To establish the reason for the low numbers of complaints from members of devolved public bodies, the Commission surveyed Chairs and Members to discover whether the lack of complaints was the result of a high level of adherence to the Codes of Conduct or whether instances of poor conduct were simply going unreported.

Speaking about the survey findings, Kevin Dunion, Convenor of the Standards Commission said, “We would expect that devolved public bodies which operate in a less adversarial political context than local authorities would generate far fewer complaints regarding conduct of members.

Nevertheless it is important to check whether the lack of complaints is due to exemplary conduct or whether members feel inhibited about complaining, where possible breaches occur.”

“It is good news that the majority say they are not aware of failings which could give rise to a complaint.

“However it is a matter of concern that a minority of members report having experienced or witnessed conduct that could be described as bullying, harassment or being dismissive.

“In such instances they should feel able to make a complaint if the matter is not addressed at source.

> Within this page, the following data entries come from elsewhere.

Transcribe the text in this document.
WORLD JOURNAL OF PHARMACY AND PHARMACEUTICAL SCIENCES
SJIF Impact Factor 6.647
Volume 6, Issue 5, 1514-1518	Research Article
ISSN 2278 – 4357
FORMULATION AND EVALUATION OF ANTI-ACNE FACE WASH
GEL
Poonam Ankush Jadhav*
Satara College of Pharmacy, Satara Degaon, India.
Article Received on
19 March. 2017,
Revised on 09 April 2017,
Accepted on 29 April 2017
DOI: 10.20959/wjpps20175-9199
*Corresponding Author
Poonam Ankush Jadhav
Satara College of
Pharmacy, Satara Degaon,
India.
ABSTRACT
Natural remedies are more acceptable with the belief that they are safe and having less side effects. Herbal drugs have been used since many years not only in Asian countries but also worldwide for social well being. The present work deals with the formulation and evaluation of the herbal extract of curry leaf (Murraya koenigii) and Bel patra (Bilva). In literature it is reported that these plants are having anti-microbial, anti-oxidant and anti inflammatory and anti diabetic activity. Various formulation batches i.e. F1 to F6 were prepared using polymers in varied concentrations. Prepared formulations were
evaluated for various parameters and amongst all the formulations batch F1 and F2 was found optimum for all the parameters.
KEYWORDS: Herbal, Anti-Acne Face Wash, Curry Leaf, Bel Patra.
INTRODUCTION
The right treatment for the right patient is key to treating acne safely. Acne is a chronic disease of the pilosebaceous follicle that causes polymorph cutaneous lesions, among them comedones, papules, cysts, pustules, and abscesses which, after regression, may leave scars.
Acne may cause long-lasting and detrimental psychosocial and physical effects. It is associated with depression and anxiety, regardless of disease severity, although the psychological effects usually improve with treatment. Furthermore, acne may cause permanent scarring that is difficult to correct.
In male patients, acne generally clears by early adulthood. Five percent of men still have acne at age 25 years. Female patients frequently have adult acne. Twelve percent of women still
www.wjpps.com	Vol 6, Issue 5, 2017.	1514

“But the survey shows that overall almost half of the respondents would be reluctant to submit a formal complaint.

“Their reasons range from impact upon relationships, concern that nothing would be done or the difficulty of challenging the Chair.

“In any case, about a quarter of members are not clear about how to make a complaint about a breach of the code.”

“I am particularly concerned about the responses coming from health boards and IJBs – which show the highest incidence of disrespectful behaviour, the lowest level of collective responsibility and the least satisfaction with training on the code of conduct, amongst devolved public bodies.”

“I will be drawing the results to the attention of Ministers and Board Chairs whilst, as a Commission, we will prepare specific training events and guidance to ensure members are better equipped to challenge and, if necessary, complain about poor conduct.”

The Standards Commission will now share the survey results with the Scottish Government to help inform their induction and ongoing training programme for board members and Chairs of devolved public bodies.

The Standards Commission will also highlight the concerns raised about disrespectful behaviour in discussions with the Scottish Government about whether a bullying and harassment provision should now be included in the Model Code of Conduct, to reflect a similar one recently included in the Councillors’ Code.

It is anticipated that later this year, both local authority and public body Codes of Conduct will be reviewed by the Standards Commission and Scottish Government, to ensure the Codes are fit for purpose.